It's interesting how the non-medical folks and the medical folks differentially view eachother. This is great, actually. I like Nick's analysis of the individual form novice to master. In the world of congnitive psychology, novices are found to process in a linear fashion. They tend to go from one step to the next and often have difficulty 'seeing the forest for the trees.' Masters tend to process information through 'chunking.' That is, the simultaneous input and processing of data.
In the airline industry, you have responded to this by limiting the activities and responsibilities of the novice. Medicine tends to do this but with much less vigor and oversight.
It is also correct that in medicine virtually all error is punished and that error recognition is not 'rewarded.' I think that part of this is due to the medical profession itself which over the past 40 years or so has moved from a position of 'we will do the best that we can' to 'we can fix anything.' Given that premise, when outcomes are not ideal, then the patient and the system go hunting for someone to blame.
Over the past couple of days here, there have been a series of news stories related to 'wrong side' surgeries.
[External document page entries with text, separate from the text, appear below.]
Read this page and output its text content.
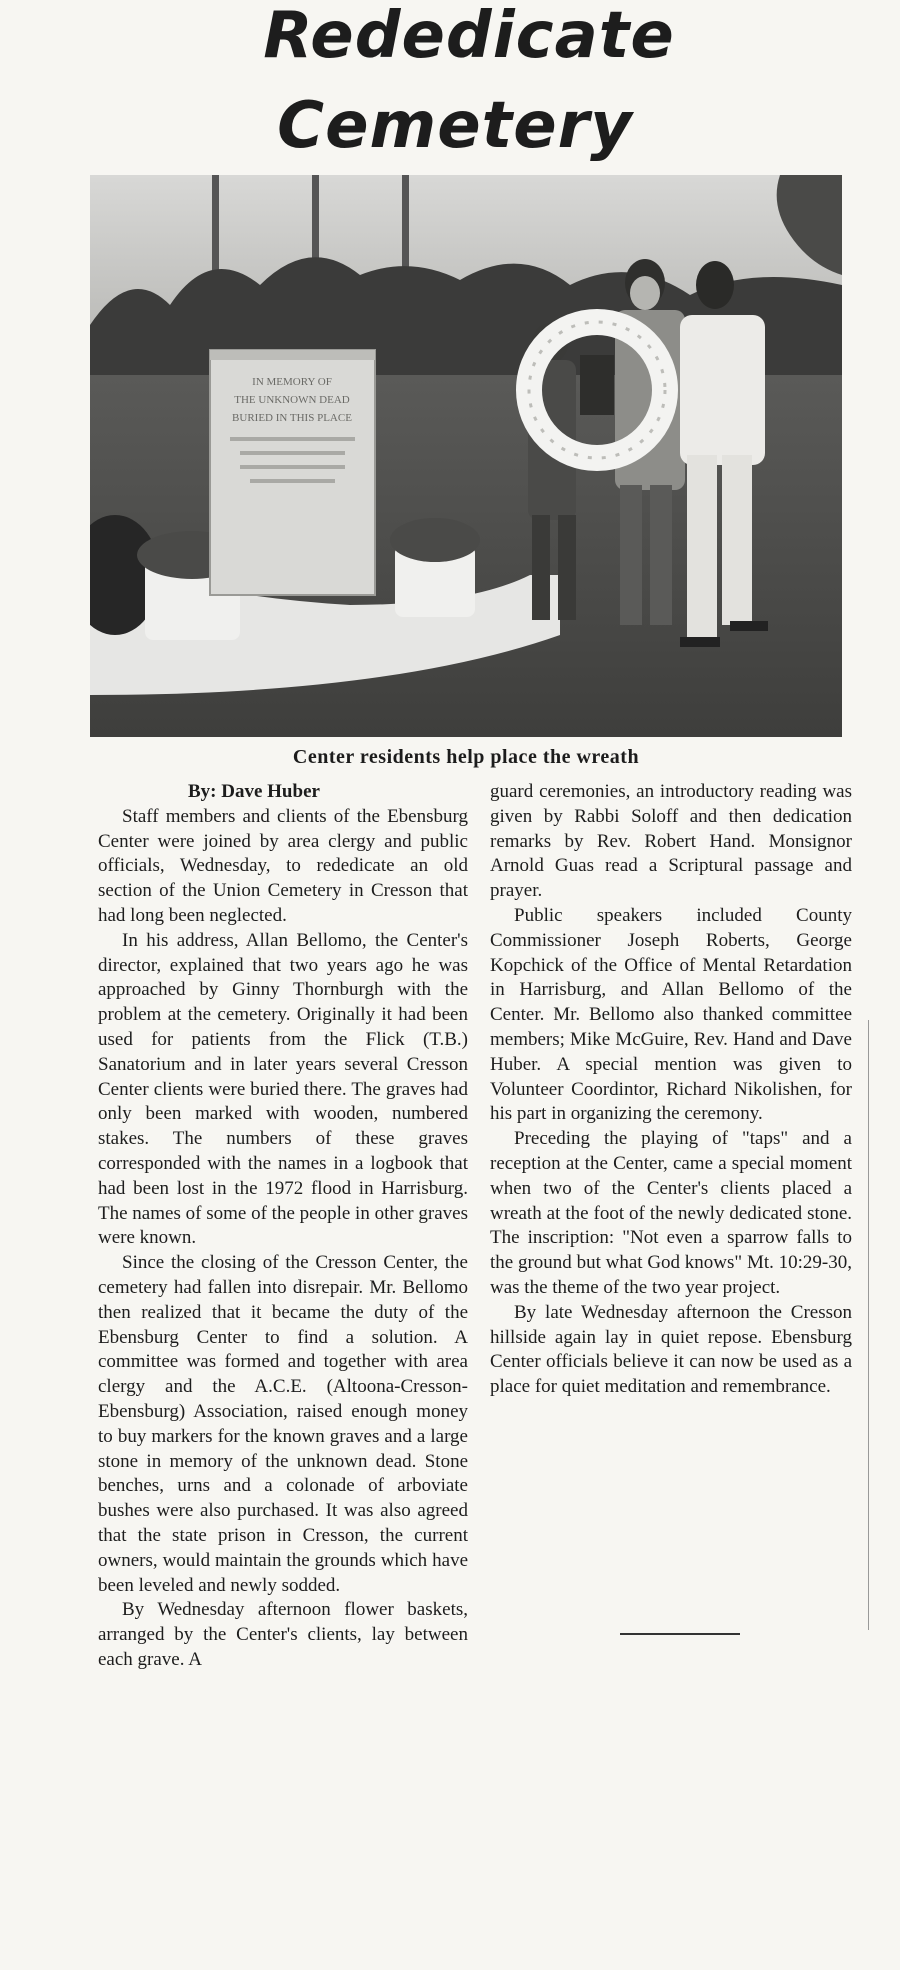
Rededicate
Cemetery
IN MEMORY OF
THE UNKNOWN DEAD
BURIED IN THIS PLACE
Center residents help place the wreath
By: Dave Huber

Staff members and clients of the Ebensburg Center were joined by area clergy and public officials, Wednesday, to rededicate an old section of the Union Cemetery in Cresson that had long been neglected.

In his address, Allan Bellomo, the Center's director, explained that two years ago he was approached by Ginny Thornburgh with the problem at the cemetery. Originally it had been used for patients from the Flick (T.B.) Sanatorium and in later years several Cresson Center clients were buried there. The graves had only been marked with wooden, numbered stakes. The numbers of these graves corresponded with the names in a logbook that had been lost in the 1972 flood in Harrisburg. The names of some of the people in other graves were known.

Since the closing of the Cresson Center, the cemetery had fallen into disrepair. Mr. Bellomo then realized that it became the duty of the Ebensburg Center to find a solution. A committee was formed and together with area clergy and the A.C.E. (Altoona-Cresson-Ebensburg) Association, raised enough money to buy markers for the known graves and a large stone in memory of the unknown dead. Stone benches, urns and a colonade of arboviate bushes were also purchased. It was also agreed that the state prison in Cresson, the current owners, would maintain the grounds which have been leveled and newly sodded.

By Wednesday afternoon flower baskets, arranged by the Center's clients, lay between each grave. A

guard ceremonies, an introductory reading was given by Rabbi Soloff and then dedication remarks by Rev. Robert Hand. Monsignor Arnold Guas read a Scriptural passage and prayer.

Public speakers included County Commissioner Joseph Roberts, George Kopchick of the Office of Mental Retardation in Harrisburg, and Allan Bellomo of the Center. Mr. Bellomo also thanked committee members; Mike McGuire, Rev. Hand and Dave Huber. A special mention was given to Volunteer Coordintor, Richard Nikolishen, for his part in organizing the ceremony.

Preceding the playing of "taps" and a reception at the Center, came a special moment when two of the Center's clients placed a wreath at the foot of the newly dedicated stone. The inscription: "Not even a sparrow falls to the ground but what God knows" Mt. 10:29-30, was the theme of the two year project.

By late Wednesday afternoon the Cresson hillside again lay in quiet repose. Ebensburg Center officials believe it can now be used as a place for quiet meditation and remembrance.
Folks are running around trying to figure out how to prevent these. It seems to me that this situation is ripe for 'pre-flight' checklists conducted by more than one person and cross-checked repeatidly.
I think that you folks have gone a long way toward distinguishing system and human errors and that the medical system needs to take a look at this.
As we develop our efforts here, I will be pleased to share our findings, literature and anything with anyone who might be interested. Thanks for the continued converstation.